3) La percentuale di pazienti sottoposti a trattamento attivo al momento della recidiva doveva essere superiore di almeno 10 punti rispetto a quanto riportato eventualmente riportato in letteratura in esperienze di real world (sulla base della considerazione che, essendo i pazienti inseriti in studio selezionati rispetto alla pratica clinica, tale percentuale dovrebbe essere superiore).
Quest’ultima regola appare abbastanza discutibile, ma gli autori sottolineano che nessuno studio è stato giudicato subottimale soltanto sulla base di questa regola.

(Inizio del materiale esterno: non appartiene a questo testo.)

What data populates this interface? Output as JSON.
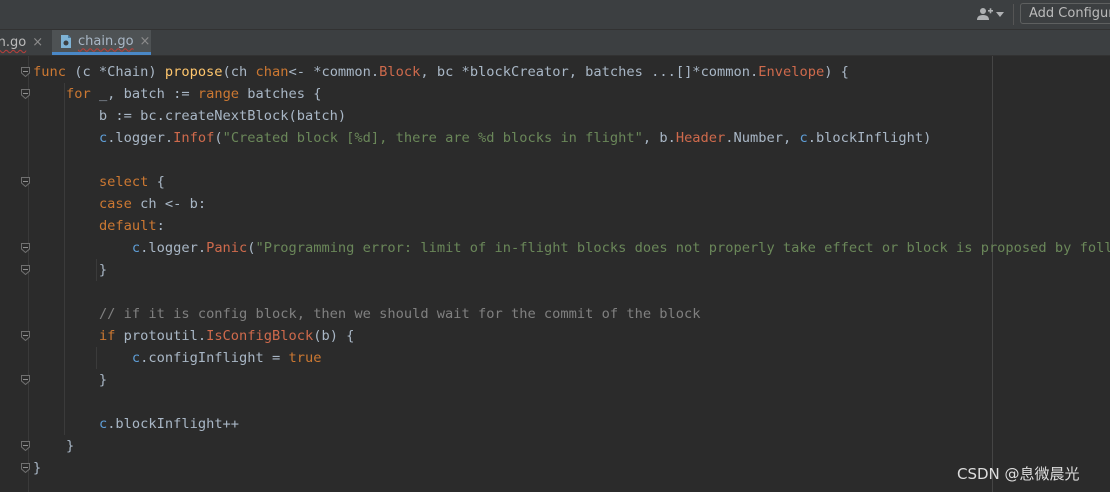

Molte volte, gli studi sono condotti in paesi dove non sono disponibili tutti i trattamenti innovativi. Questo pregiudica la qualità dei trattamenti ricevuti dai pazienti in studio. La soluzione di questo problema sarebbe o quella di condurre gli studi solo nei paesi dove tutti i farmaci sono disponibili nella pratica (ma sarebbe un’ingiustizia) o piuttosto chiedere agli sponsor di garantire il trattamento ottimale ai pazienti in studio, non solo nella linea di terapia oggetto del quesito dello studio, ma anche nelle linee ricevute dopo la progressione / recidiva di malattia.